Start by reviewing at least three years of financials, including tax returns, income statements, and cash flow reports. Make sure reported profits match tax filings and assess how revenue, expenses, and working capital fluctuate. Look closely at debt obligations, leases, and one-time revenue spikes that could skew valuation.
On the legal side, confirm the business’s structure and ownership, and review key contracts like leases, supplier agreements, and customer deals to ensure they’re transferable. It’s also essential to check for pending litigation, regulatory issues, or compliance risks. These liabilities can impact both valuation and post-sale operations.
People and processes matter, too. Evaluate staff roles, turnover, and whether the company depends heavily on the current owner. Businesses with documented systems and a strong team in place are generally worth more and easier to transition.

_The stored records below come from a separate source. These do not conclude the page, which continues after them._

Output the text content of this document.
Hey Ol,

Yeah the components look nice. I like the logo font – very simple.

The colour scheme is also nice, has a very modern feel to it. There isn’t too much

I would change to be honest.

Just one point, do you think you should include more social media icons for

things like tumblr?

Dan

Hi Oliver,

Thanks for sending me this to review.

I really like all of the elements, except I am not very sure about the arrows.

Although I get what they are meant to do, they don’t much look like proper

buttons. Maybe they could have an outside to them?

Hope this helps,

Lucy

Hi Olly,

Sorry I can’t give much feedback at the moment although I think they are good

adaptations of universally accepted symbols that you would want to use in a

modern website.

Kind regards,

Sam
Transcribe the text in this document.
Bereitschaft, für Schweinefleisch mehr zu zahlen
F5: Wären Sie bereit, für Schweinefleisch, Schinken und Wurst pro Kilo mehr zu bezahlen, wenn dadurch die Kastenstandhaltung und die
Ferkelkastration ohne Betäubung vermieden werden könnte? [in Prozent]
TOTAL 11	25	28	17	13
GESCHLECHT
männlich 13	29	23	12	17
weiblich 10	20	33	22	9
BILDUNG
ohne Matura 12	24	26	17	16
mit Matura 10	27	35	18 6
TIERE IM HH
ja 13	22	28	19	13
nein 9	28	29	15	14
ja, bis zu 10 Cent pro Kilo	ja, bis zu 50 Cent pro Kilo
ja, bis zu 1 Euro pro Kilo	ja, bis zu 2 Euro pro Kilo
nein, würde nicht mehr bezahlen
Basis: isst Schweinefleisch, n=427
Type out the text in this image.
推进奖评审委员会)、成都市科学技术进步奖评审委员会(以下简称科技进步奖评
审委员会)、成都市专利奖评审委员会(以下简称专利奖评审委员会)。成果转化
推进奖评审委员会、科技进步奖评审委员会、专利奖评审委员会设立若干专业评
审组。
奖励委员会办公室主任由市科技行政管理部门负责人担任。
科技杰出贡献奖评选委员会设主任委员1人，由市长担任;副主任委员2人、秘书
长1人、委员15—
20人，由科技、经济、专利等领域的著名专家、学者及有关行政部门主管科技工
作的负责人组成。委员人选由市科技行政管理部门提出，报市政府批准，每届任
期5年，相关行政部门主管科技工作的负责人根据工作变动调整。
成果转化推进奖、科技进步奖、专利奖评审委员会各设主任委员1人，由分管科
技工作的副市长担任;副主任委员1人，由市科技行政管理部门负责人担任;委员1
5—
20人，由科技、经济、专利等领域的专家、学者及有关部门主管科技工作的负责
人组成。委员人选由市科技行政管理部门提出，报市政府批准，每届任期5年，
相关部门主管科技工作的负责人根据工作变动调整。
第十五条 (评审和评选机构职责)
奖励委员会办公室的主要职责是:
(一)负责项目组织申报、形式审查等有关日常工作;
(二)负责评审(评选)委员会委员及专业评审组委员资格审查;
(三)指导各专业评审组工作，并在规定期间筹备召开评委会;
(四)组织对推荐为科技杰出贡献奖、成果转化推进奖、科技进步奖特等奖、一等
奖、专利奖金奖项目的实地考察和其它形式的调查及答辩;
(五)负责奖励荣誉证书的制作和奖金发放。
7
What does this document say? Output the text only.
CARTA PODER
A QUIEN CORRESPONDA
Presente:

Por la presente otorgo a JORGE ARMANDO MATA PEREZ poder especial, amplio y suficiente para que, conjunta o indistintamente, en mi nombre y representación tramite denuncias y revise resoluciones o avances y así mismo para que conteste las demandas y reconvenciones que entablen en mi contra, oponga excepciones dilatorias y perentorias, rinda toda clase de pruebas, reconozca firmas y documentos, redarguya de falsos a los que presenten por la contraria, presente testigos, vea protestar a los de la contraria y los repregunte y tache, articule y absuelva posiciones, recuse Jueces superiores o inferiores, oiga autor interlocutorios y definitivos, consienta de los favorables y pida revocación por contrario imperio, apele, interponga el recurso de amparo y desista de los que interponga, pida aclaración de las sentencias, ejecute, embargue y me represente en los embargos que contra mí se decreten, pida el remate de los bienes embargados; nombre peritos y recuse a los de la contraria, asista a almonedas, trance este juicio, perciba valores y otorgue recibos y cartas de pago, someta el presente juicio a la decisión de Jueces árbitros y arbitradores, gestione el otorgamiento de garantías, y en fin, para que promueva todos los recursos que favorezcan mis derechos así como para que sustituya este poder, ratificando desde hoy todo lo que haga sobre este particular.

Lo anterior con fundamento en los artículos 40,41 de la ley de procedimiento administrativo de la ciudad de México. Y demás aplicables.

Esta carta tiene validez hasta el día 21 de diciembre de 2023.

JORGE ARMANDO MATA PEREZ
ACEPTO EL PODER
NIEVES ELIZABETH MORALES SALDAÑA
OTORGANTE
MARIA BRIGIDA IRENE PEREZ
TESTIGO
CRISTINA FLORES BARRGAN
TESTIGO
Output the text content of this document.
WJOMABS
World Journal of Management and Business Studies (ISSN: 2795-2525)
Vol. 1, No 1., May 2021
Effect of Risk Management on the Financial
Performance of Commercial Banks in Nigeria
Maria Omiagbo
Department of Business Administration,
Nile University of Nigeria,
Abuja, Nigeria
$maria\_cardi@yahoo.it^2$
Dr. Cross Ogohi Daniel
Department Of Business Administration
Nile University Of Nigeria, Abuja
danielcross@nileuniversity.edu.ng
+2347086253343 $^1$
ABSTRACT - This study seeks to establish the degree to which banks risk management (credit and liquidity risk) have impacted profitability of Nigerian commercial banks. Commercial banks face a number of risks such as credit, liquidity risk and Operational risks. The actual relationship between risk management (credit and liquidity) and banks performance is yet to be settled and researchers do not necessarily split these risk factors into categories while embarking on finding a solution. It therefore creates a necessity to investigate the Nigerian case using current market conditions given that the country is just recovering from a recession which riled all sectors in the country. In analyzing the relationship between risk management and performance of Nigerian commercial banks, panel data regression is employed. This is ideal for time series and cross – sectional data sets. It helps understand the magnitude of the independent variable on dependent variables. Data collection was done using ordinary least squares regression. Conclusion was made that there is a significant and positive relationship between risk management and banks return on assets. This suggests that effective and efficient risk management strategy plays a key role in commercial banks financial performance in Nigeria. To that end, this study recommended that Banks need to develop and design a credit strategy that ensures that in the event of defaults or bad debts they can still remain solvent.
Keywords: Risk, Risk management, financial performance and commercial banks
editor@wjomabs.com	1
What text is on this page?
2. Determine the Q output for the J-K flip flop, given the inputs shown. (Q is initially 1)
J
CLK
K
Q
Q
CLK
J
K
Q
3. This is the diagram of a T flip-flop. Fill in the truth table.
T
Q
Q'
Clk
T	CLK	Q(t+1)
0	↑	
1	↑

Assessing cybersecurity is increasingly important. Look into how data is stored, protected, and whether there’s a history of breaches or privacy violations. A single data issue can have financial and reputational fallout, especially if customer data is involved.
Lastly, zoom out. Understand the business’s position in its market—its competition, brand reputation, and room for growth. A company with diversified revenue, recurring income, and scalable processes commands a higher multiple and is a safer bet long-term.
Conclusion
Valuing a business isn’t just about the numbers—it’s about knowing exactly what you’re buying.
Start by selecting the proper earnings method (SDE or EBITDA), apply the appropriate market multiple, then validate your findings through due diligence. This process protects you from surprises and puts you in control during negotiations.
But valuation isn’t always straightforward. Every business is different, and even small mistakes can cost big. If you’re serious about buying a business, reach out to a professional business broker. They’ll help you uncover the real value, avoid pitfalls, and close a deal with confidence.